Margaret Atwood says the problem with AI is ‘garbage in, garbage out’

Margaret Atwood, the acclaimed writer behind The Handmaid’s Tale and The Blind Assassin, spoke at the Babell Literary and Cultural Festival in Porto, Portugal. Inevitably, the conversation turned to artificial intelligence — and Atwood offered a characteristically blunt assessment.

As Deadline’s write-up noted, Atwood said she has tried an AI chatbot only once: Anthropic’s Claude. The experience, she suggested, did little to inspire confidence. She had asked it for details about the British detective drama Father Brown, and the result was not what she had hoped for:

“Claude gave me the wrong answer, or it lied. Of course, it didn’t know it was lying because it’s not a human being; it’s a large language model… It had skimmed and sampled a lot of television reviews, but they never give away the ending in online criticism, so it was misled by the things it had read about the show.”
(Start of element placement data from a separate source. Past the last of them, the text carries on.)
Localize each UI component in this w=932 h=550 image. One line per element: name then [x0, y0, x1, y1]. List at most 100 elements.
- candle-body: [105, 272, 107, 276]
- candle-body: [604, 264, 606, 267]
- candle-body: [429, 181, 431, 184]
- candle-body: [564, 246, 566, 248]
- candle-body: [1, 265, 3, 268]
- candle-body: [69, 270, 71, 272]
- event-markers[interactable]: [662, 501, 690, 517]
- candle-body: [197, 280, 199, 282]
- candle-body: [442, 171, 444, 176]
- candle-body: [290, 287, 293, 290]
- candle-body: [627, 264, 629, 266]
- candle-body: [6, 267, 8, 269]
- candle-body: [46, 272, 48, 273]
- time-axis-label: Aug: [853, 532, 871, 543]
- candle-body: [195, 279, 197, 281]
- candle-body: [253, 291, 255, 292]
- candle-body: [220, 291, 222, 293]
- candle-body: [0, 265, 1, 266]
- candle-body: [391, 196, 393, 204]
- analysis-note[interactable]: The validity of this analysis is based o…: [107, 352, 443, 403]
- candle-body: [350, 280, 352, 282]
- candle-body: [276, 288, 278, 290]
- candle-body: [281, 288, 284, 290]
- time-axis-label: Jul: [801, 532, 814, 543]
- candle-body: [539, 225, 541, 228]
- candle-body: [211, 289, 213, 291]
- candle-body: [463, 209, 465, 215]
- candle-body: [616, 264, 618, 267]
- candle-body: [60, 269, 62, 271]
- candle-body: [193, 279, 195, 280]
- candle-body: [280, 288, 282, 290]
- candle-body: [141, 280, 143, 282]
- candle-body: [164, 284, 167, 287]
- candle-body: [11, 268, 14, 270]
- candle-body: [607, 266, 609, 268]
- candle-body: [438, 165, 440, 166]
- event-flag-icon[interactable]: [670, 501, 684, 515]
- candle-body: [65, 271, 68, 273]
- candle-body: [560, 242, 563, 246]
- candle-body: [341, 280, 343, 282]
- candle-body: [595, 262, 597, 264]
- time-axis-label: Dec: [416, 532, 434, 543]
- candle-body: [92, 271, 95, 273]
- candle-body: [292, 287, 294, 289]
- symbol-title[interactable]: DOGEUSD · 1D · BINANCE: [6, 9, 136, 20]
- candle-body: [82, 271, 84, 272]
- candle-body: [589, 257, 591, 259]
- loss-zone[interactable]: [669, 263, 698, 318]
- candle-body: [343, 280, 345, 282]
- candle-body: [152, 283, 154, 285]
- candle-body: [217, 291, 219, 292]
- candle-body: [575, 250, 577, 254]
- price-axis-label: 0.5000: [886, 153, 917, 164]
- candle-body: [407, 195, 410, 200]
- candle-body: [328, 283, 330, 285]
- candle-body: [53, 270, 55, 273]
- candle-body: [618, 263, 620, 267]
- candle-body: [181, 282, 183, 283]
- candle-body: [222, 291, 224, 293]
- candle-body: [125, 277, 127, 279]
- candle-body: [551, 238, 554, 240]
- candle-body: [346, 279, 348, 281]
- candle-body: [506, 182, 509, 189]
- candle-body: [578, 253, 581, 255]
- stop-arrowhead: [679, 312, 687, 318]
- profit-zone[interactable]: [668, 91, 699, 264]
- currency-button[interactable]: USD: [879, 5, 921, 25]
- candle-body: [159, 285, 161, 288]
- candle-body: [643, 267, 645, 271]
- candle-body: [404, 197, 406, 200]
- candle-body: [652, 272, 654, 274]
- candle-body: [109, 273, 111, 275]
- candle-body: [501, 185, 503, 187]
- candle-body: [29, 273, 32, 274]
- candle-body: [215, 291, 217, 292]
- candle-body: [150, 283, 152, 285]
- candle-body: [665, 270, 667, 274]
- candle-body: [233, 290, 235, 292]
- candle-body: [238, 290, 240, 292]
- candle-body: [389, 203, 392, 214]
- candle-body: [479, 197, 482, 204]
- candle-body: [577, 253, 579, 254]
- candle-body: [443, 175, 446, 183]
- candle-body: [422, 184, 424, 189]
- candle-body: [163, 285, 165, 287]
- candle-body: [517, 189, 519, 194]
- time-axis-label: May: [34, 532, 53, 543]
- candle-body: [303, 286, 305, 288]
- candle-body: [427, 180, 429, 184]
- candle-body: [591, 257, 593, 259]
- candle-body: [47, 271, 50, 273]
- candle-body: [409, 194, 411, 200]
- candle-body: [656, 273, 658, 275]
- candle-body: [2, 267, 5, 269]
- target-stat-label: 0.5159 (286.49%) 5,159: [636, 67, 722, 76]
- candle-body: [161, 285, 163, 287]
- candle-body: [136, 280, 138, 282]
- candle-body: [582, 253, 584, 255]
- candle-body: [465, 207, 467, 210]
Atwood was similarly unsparing about those who lean heavily on AI tools, describing such users as “opportunists” seeking a shortcut. Her broader point was that large language models can only reflect the material used to train them — much of it scraped from existing publications, potentially incomplete, misleading, or no longer current.

“Human beings are not robots, but they are opportunists, so if there’s an easy way to cheat and it’s hard to detect, people will do it… But the thing about AI is that it’s garbage in, garbage out. Even people who use it for business reasons have to check it because it makes mistakes.”